Question

A long solenoid of cross-sectional radius $R$ has a thin insulated wire ring of uniform cross-section tightly put on its winding. The ring is made out of two different material such that one half of the ring has a resistance $10$ times that of the other half. The magnetic induction produced by the solenoid varies with time as $B=bt$ , where $b$ is a constant.

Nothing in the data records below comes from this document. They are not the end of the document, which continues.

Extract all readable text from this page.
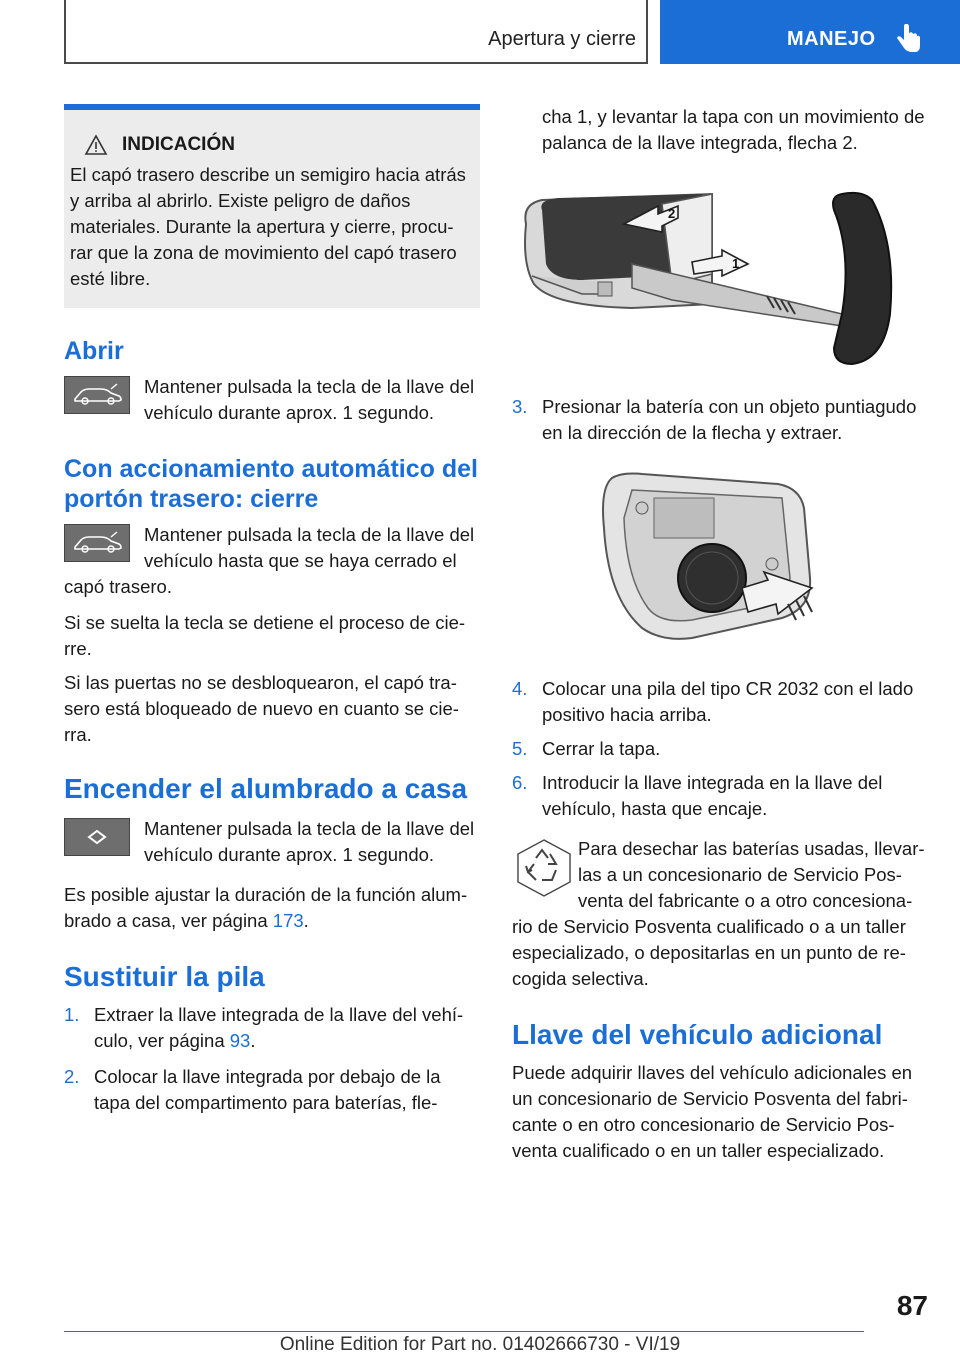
Apertura y cierre	MANEJO
INDICACIÓN

El capó trasero describe un semigiro hacia atrás y arriba al abrirlo. Existe peligro de daños materiales. Durante la apertura y cierre, procu- rar que la zona de movimiento del capó trasero esté libre.

Abrir

Mantener pulsada la tecla de la llave del vehículo durante aprox. 1 segundo.

Con accionamiento automático del portón trasero: cierre

Mantener pulsada la tecla de la llave del vehículo hasta que se haya cerrado el capó trasero.

Si se suelta la tecla se detiene el proceso de cie- rre.

Si las puertas no se desbloquearon, el capó tra- sero está bloqueado de nuevo en cuanto se cie- rra.

Encender el alumbrado a casa

Mantener pulsada la tecla de la llave del vehículo durante aprox. 1 segundo.

Es posible ajustar la duración de la función alum- brado a casa, ver página 173.

Sustituir la pila
1. Extraer la llave integrada de la llave del vehí- culo, ver página 93.
2. Colocar la llave integrada por debajo de la tapa del compartimento para baterías, fle-

cha 1, y levantar la tapa con un movimiento de palanca de la llave integrada, flecha 2.

2
1
3. Presionar la batería con un objeto puntiagudo en la dirección de la flecha y extraer.
4. Colocar una pila del tipo CR 2032 con el lado positivo hacia arriba.
5. Cerrar la tapa.
6. Introducir la llave integrada en la llave del vehículo, hasta que encaje.

Para desechar las baterías usadas, llevar- las a un concesionario de Servicio Pos- venta del fabricante o a otro concesiona- rio de Servicio Posventa cualificado o a un taller especializado, o depositarlas en un punto de re- cogida selectiva.

Llave del vehículo adicional

Puede adquirir llaves del vehículo adicionales en un concesionario de Servicio Posventa del fabri- cante o en otro concesionario de Servicio Pos- venta cualificado o en un taller especializado.

87
Online Edition for Part no. 01402666730 - VI/19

The magnitude of the electric field strength in the ring (other than the induced electric field) is

• A. $\frac{9}{1 1}Rb$
• B. $\frac{9}{2 2}Rb$
• C. $9 \, Rb$
• D. $Rb$

Answer 1

Answer: (B)

Let us assume that the current in the ring is $i$ and the resistance of the two halves are $r$ and $10r$ , then by faraday's law
$\left|\frac{d \phi}{d t}\right|=\pi R^{2}b=ir+i\left(10 r\right)$
$\Rightarrow i=\frac{\pi R^{2} b}{11 r}$
The induced electric field in both the parts of the ring is
$E_{ind}=\frac{R}{2}\frac{d B}{d t}=\frac{R b}{2}$

Let $E$ be the field which is developed in each part due to charge accumulation at the junctions, then for the upper half
$\left(E_{i n d} + E\right)\pi R=i\left(10 r\right)$
and for the lower half
$\left(E_{i n d} - E\right)\pi R=ir$
$\Rightarrow 2E\pi R-9ir=0$
$E=\frac{9 i r}{2 \pi R}$
$\Rightarrow E=\frac{9 r}{2 \pi R}\times \frac{\pi R^{2} b}{1 1 r}=\frac{9}{2 2}Rb$